Si annoiava. […] Viveva solo in una
camera ammobiliata, anzi ne passò molte di camere ammobiliate e conobbe molte
persone, tra cui uno, un segaligno rosso di capelli
[…] che lavorava in un partito di sinistra, non diremo quale. […] Stranamente quest'uomo, che si
chiamava Ignazio, era molto attratto da Giacomo e
dal suo modo di pensare, del suo, diciamolo pure,
disprezzo per la politica, dal suo considerare sempre più freddamente e per così dire economicamente la politica come un rapporto di forze, elettorali in prima istanza, ma soprattutto interne, tra
membri di un partito. Un piccolo Machiavelli, come aveva pensato di lui suo padre, affascinava
Ignazio. E, a differenza di tutti gli altri che avevano
avuto modo di parlare di politica con Giacomo, mai
alzava il dito per insegnare, per far la predica, la
predica ideologica di cui tutti, Licurgo in testa erano o si atteggiavano maestri.
«Vista dal tuo punto di vista insomma, la politica sarebbe un puro gioco di do ut des, camorra,
mafia, insomma: che non cambia mai col cambiare dei regimi».
«Fai conto» rispose Giacomo. Stavano seduti al
Biffi Scala, una sera d'estate.
Ignazio rifletteva: «Qualunquismo insomma…».
Giacomo sorrise: «no, il contrario».
«Come sarebbe il contrario?»
«Il contrario sarebbe non mettere le carte in
tavola».
«E cioè?»
«Se tu metti le carte in tavola e dici che la politica è mafia, camorra, rapporto intricatissimo di
interessi e ramificazioni diretti o indiretti fino
all'ultimo elettore, se dici questo, se ti pronunci in
questo senso, allora appare che la politica è priva
di contenuto, come dici tu ideologico, e le masse
non vogliono credere a questa vaccata generale e
non votano».
«Come? L'uomo qualunque».
«È già caduto, non poteva stare in piedi, e voi
l'avete preso perfino sul serio, preoccupati come
sempre del particolare, del voto, dal numero di voti e non dell'essenziale. L'uomo qualunque era
perdente in partenza: era una protesta, non una
speranza». […]
«Basterebbe darla a bere, in sostanza, questo è
il tuo pensiero».
«Non basta nemmeno questo: la gente, l'elettore non è più così coglione. Non basta darla a bere,
sono necessari fatti, sia demagogici, di massa, di
pubblicità, e sopratutto fatti contingenti, ad personam, famiglia per famiglia, come fanno i preti. Invece voi della sinistra vi riempite la bocca prima di
rivoluzione, poi di cammino verso il socialismo,
per non parlare di egualitarismo, e così vi fregate.

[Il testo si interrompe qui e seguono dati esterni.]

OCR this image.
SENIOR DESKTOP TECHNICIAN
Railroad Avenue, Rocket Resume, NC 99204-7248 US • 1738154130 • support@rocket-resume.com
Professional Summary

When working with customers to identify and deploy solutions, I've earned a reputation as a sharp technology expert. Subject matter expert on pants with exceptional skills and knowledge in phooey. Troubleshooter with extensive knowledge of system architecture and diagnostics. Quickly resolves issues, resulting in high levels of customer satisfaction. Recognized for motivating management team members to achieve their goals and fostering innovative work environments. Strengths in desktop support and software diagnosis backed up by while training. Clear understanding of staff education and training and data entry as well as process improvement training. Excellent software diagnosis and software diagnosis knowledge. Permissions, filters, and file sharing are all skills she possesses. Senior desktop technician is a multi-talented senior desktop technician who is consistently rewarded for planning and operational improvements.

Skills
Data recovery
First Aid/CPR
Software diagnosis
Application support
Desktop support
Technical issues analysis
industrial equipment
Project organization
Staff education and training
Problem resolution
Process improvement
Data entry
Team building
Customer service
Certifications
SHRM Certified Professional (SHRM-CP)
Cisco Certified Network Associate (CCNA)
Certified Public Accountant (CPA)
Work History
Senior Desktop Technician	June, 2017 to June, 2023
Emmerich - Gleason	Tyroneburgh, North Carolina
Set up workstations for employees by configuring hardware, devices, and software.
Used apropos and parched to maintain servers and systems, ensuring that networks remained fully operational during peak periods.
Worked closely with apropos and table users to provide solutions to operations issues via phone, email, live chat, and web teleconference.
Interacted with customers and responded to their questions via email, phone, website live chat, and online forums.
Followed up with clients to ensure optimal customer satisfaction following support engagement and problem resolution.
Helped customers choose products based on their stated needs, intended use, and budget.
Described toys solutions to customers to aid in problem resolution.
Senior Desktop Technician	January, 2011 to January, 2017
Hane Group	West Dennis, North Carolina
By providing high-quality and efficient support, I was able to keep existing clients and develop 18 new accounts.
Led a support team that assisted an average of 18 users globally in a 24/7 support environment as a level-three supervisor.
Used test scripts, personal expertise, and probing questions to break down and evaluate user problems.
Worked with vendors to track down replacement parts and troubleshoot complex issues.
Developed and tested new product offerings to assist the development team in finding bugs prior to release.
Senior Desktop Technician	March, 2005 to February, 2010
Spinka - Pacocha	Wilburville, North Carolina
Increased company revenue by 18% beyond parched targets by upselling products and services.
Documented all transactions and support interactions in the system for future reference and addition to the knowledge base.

L'uomo moderno, cioè l'elettore, ha bisogno di cose, la politica la vuole tradotta in pratica nelle sue
mani, dai capi mafia che si va a fare? Si va a chiedere
un favore, no?»
«Corruzione cioè, quello che fanno i democristiani…».
«Loro hanno imparato dai parroci, che la sanno
lunga e che, di favori ad personam ne fanno tanti,
ma la cosa è molto più complessa. L'immagine di
un partito dev'essere integra e corrotta al tempo
stesso. Integra all'esterno e corrotta all'interno, così chi si accosta ha la faccia pulita ma pronto ad avere le mani sporche. In fondo non è che un excursus
di Machiavelli anche questo. Insomma la speranza
nelle parole, la certezza nei fatti. Ti premetto, e del
resto tu lo sai, che non so nulla di politica e dunque
non me ne intendo. Io non voto».
«Non voti?»
La domanda di Ignazio non era minacciosa,
moralistica, pedagogica come Giacomo aveva udito molte altre volte nella voce di molti altri. Non era
scandalizzata, ma, per così dire equidistante e neutra. «E perché non voti?»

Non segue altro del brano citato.